With our lower body workout, we’re looking to target muscles mainly in the legs and bum, and there are a few ways we can activate these. When you see the leg workout on your programme, follow this workout.

What equipment will you need?
The Workout

Dumbbell squat

Grab your dumbbells, hold them by your sides, and ensure your palms face your legs. Keep your posture tall and your feet shoulder-width apart. Your stance should feel strong, and you should engage your core.  Bend your knees until you are in a squat position and then once you are at the bottom of the movement, drive back up to your original position. If this feels too easy, you can scale this up by making the weight heavier or adding a jump between reps.

12 reps x 3 sets

Dumbbell squat

Split squat

You’ll need a chair for this one. Grab your chair and stand about 2 feet away from it. Keeping yourself upright and balanced, place one leg behind you onto the chair so that the top side of your foot rests on the surface. From here, keeping your weight over your foot on the floor, squat down at a 90-degree angle. Repeat this for your reps, and then swap legs.

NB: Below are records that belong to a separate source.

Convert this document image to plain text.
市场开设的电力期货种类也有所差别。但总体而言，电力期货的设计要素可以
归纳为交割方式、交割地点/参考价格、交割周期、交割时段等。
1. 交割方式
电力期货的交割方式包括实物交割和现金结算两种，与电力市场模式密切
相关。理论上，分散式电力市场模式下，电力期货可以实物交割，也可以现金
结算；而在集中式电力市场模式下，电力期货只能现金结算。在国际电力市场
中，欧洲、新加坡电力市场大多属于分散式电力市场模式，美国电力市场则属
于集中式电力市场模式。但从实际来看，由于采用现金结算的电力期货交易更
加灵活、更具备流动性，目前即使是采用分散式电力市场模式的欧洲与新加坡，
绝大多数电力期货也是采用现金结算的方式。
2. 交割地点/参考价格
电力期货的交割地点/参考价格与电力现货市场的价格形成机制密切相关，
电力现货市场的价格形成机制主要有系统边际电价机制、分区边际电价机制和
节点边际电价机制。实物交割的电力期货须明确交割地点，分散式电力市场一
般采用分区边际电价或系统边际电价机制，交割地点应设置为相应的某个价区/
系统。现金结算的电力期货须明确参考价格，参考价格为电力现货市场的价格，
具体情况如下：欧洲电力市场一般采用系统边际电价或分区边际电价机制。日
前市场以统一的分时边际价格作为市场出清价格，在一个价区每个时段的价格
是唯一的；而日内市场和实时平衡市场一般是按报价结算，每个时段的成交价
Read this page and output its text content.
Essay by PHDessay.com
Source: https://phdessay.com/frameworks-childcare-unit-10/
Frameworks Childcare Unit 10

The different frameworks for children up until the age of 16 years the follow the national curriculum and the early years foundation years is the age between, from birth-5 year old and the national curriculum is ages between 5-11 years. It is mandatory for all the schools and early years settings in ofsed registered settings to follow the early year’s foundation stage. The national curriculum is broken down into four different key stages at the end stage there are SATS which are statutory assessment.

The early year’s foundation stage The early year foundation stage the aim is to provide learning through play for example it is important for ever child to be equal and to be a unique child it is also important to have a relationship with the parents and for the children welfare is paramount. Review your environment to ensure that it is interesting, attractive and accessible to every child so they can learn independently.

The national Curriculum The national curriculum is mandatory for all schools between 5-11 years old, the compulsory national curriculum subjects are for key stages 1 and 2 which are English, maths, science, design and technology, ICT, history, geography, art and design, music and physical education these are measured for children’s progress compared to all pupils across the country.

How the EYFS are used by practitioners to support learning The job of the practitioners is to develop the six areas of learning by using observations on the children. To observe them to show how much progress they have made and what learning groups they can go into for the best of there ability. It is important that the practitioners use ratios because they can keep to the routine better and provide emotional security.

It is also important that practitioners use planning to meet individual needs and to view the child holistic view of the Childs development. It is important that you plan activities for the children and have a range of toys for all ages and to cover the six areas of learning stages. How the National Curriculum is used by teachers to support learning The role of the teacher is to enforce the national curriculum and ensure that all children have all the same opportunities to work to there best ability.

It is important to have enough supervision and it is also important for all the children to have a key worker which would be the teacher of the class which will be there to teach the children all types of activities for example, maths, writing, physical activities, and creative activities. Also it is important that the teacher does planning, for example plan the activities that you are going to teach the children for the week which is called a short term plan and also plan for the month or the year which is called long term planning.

10 reps each side x 3 sets

Split squat

Banded squat and rear leg lift

Place your resistance band around your lower legs. Start in a lowered bent knee position with your feet shoulder-width apart. From here, drive your feet to the floor and in an upright position. Swing one foot backwards and push against the resistance band. Repeat this on the same leg for the required reps, then switch to the other leg.

10 reps each side x 3 sets

Banded squat and rear leg lift

Banded squat side tap and jump

Keep your bands in position around your calves and shins. Stand in a loaded squat position with your feet around shoulder width apart. Tap your foot out to the side, feel the tension, and then bring your foot back to the starting position. Then jump upwards. Repeat this for the number of reps on your chosen side, and then repeat using your other leg.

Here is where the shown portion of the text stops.